Suyettar bewitching Kerttu
“Oh, why,” Kerttu cried, “why didn’t I heed poor Musti’s warning!”
Suyettar dragged her roughly out of the water.
“Come along!” she said. “Dress yourself in those rags of mine and start that cake a-rolling! We ought to reach your brothers’ house by to-night.”
So poor Kerttu had to dress herself in Suyettar’s filthy old garments while Suyettar, looking like a fresh young girl, decked herself out in Kerttu’s pretty bodice and skirt.
Unwillingly now and with a heavy heart Kerttu threw down the cake and said:
“Roll, roll, my little cake!
Show me the way that I must take
To find at last the brothers nine
Whose own true mother is also mine!”
Off rolled the little cake and they two followed it, Kerttu weeping bitterly and Suyettar taunting her with ugly laughs. Then suddenly Kerttu forgot to weep for Suyettar took from her her memory and her tongue.

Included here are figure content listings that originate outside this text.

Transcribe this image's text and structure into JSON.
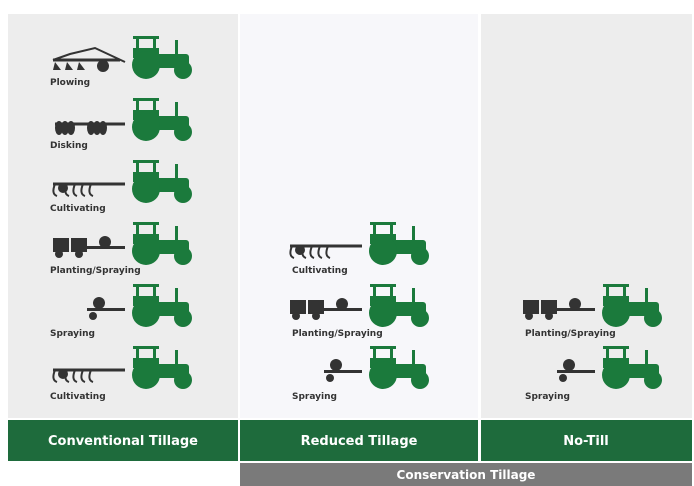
{
  "columns": [
    {
      "label": "Conventional Tillage",
      "operations": [
        "Plowing",
        "Disking",
        "Cultivating",
        "Planting/Spraying",
        "Spraying",
        "Cultivating"
      ]
    },
    {
      "label": "Reduced Tillage",
      "operations": [
        "Cultivating",
        "Planting/Spraying",
        "Spraying"
      ]
    },
    {
      "label": "No-Till",
      "operations": [
        "Planting/Spraying",
        "Spraying"
      ]
    }
  ],
  "footer": {
    "label": "Conservation Tillage"
  }
}
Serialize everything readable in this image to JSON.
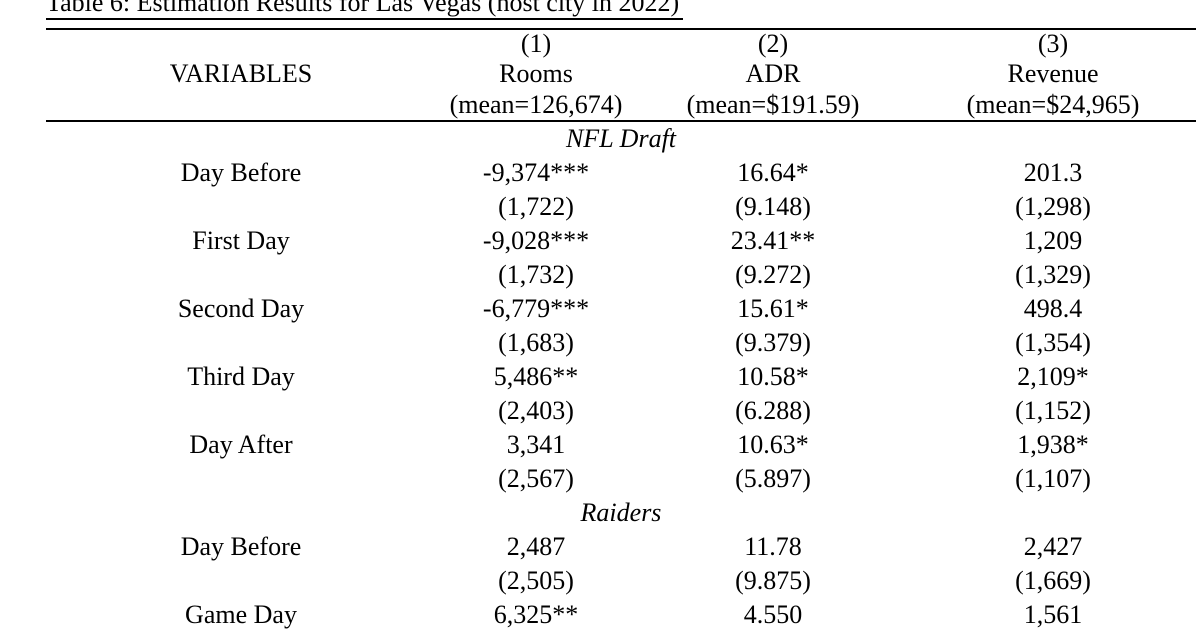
{
  "colors": {
    "text": "#000000",
    "background": "#ffffff"
  },
  "page": {
    "title": "Table 6: Estimation Results for Las Vegas (host city in 2022)"
  },
  "table": {
    "header": {
      "variables_label": "VARIABLES",
      "columns": [
        {
          "number": "(1)",
          "name": "Rooms",
          "mean": "(mean=126,674)"
        },
        {
          "number": "(2)",
          "name": "ADR",
          "mean": "(mean=$191.59)"
        },
        {
          "number": "(3)",
          "name": "Revenue",
          "mean": "(mean=$24,965)"
        }
      ]
    },
    "sections": [
      {
        "name": "NFL Draft",
        "rows": [
          {
            "label": "Day Before",
            "coef": [
              "-9,374***",
              "16.64*",
              "201.3"
            ],
            "se": [
              "(1,722)",
              "(9.148)",
              "(1,298)"
            ]
          },
          {
            "label": "First Day",
            "coef": [
              "-9,028***",
              "23.41**",
              "1,209"
            ],
            "se": [
              "(1,732)",
              "(9.272)",
              "(1,329)"
            ]
          },
          {
            "label": "Second Day",
            "coef": [
              "-6,779***",
              "15.61*",
              "498.4"
            ],
            "se": [
              "(1,683)",
              "(9.379)",
              "(1,354)"
            ]
          },
          {
            "label": "Third Day",
            "coef": [
              "5,486**",
              "10.58*",
              "2,109*"
            ],
            "se": [
              "(2,403)",
              "(6.288)",
              "(1,152)"
            ]
          },
          {
            "label": "Day After",
            "coef": [
              "3,341",
              "10.63*",
              "1,938*"
            ],
            "se": [
              "(2,567)",
              "(5.897)",
              "(1,107)"
            ]
          }
        ]
      },
      {
        "name": "Raiders",
        "rows": [
          {
            "label": "Day Before",
            "coef": [
              "2,487",
              "11.78",
              "2,427"
            ],
            "se": [
              "(2,505)",
              "(9.875)",
              "(1,669)"
            ]
          },
          {
            "label": "Game Day",
            "coef": [
              "6,325**",
              "4.550",
              "1,561"
            ],
            "se": null
          }
        ]
      }
    ]
  }
}
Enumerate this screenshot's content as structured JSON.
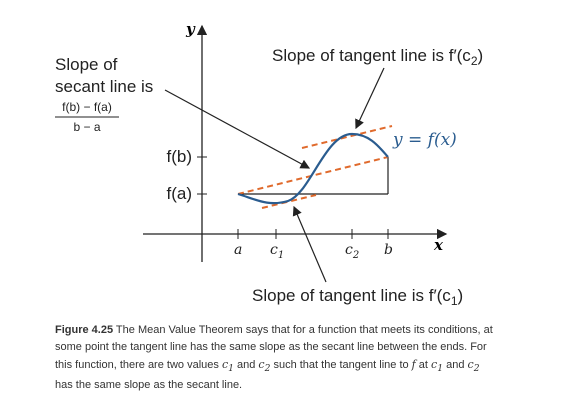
{
  "axes": {
    "x_label": "x",
    "y_label": "y"
  },
  "x_ticks": [
    [
      "a"
    ],
    [
      "c",
      "1"
    ],
    [
      "c",
      "2"
    ],
    [
      "b"
    ]
  ],
  "y_ticks": [
    "f(b)",
    "f(a)"
  ],
  "curve_label": "y = f(x)",
  "secant_note": {
    "line1": "Slope of",
    "line2": "secant line is",
    "numerator": "f(b) − f(a)",
    "denominator": "b − a"
  },
  "tangent_note_top": [
    "Slope of tangent line is f′(c",
    "2",
    ")"
  ],
  "tangent_note_bottom": [
    "Slope of tangent line is f′(c",
    "1",
    ")"
  ],
  "caption": [
    "Figure 4.25",
    " The Mean Value Theorem says that for a function that meets its conditions, at some point the tangent line has the same slope as the secant line between the ends. For this function, there are two values ",
    "c",
    "1",
    " and ",
    "c",
    "2",
    " such that the tangent line to ",
    "f",
    " at ",
    "c",
    "1",
    " and ",
    "c",
    "2",
    " has the same slope as the secant line."
  ]
}
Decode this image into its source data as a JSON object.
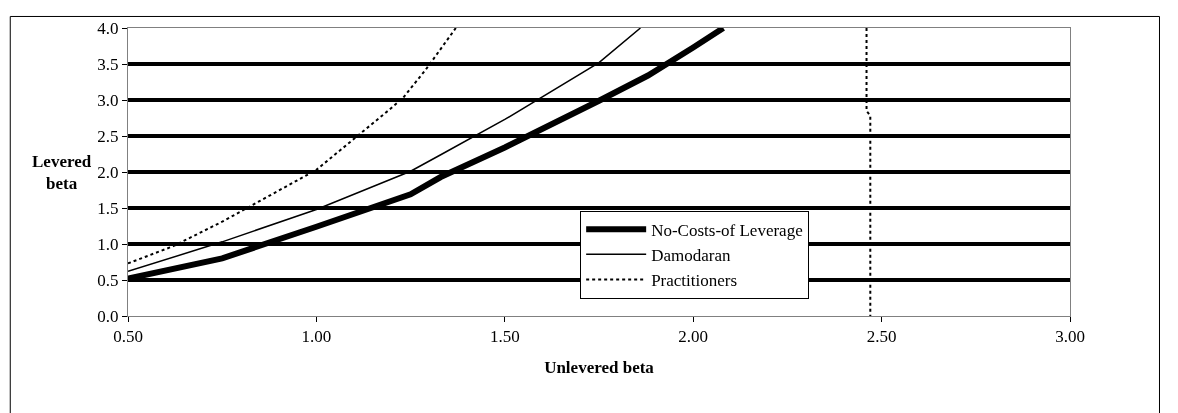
{
  "chart_data": {
    "type": "line",
    "xlabel": "Unlevered beta",
    "ylabel": "Levered beta",
    "xlim": [
      0.5,
      3.0
    ],
    "xticks": [
      {
        "value": 0.5,
        "label": "0.50"
      },
      {
        "value": 1.0,
        "label": "1.00"
      },
      {
        "value": 1.5,
        "label": "1.50"
      },
      {
        "value": 2.0,
        "label": "2.00"
      },
      {
        "value": 2.5,
        "label": "2.50"
      },
      {
        "value": 3.0,
        "label": "3.00"
      }
    ],
    "ylim": [
      0,
      4
    ],
    "yticks": [
      {
        "value": 0,
        "label": "0.0"
      },
      {
        "value": 0.5,
        "label": "0.5"
      },
      {
        "value": 1,
        "label": "1.0"
      },
      {
        "value": 1.5,
        "label": "1.5"
      },
      {
        "value": 2,
        "label": "2.0"
      },
      {
        "value": 2.5,
        "label": "2.5"
      },
      {
        "value": 3,
        "label": "3.0"
      },
      {
        "value": 3.5,
        "label": "3.5"
      },
      {
        "value": 4,
        "label": "4.0"
      }
    ],
    "grid": "y",
    "legend": "bottom",
    "marker": "none",
    "series": [
      {
        "name": "No-Costs-of Leverage",
        "color": "#000000",
        "line_style": "solid",
        "x": [
          0.5,
          0.75,
          1.0,
          1.25,
          1.33,
          1.5,
          1.75,
          1.88,
          2.0,
          2.08
        ],
        "values": [
          0.52,
          0.8,
          1.24,
          1.69,
          1.93,
          2.34,
          2.99,
          3.34,
          3.73,
          4.0
        ]
      },
      {
        "name": "Damodaran",
        "color": "#000000",
        "line_style": "solid",
        "x": [
          0.5,
          0.75,
          1.0,
          1.25,
          1.33,
          1.5,
          1.75,
          1.86
        ],
        "values": [
          0.62,
          1.03,
          1.48,
          2.01,
          2.24,
          2.73,
          3.52,
          4.0
        ]
      },
      {
        "name": "Practitioners",
        "color": "#000000",
        "line_style": "dotted",
        "x": [
          0.5,
          0.62,
          0.75,
          1.0,
          1.19,
          1.23,
          1.29,
          1.37,
          2.0,
          2.46,
          2.46,
          2.47,
          2.47
        ],
        "values": [
          0.73,
          0.97,
          1.31,
          2.03,
          2.85,
          3.03,
          3.42,
          4.0,
          null,
          4.0,
          2.85,
          2.78,
          0.0
        ]
      }
    ]
  }
}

The little cake led them at last to a farmhouse before which it stopped. This was where the nine brothers were living. Eight of them were out working in the fields but the youngest was at home. He opened the door and when Suyettar told him that she was Kerttu, his sister, he kissed her tenderly and made her welcome. Then he invited her inside and they sat side by side on the bench and talked and Suyettar told him all she had heard from Kerttu about his mother and about the tokens which had been changed at Kerttu’s birth. The youngest brother listened eagerly and Suyettar told her story so glibly that of course he supposed that she was his own true sister.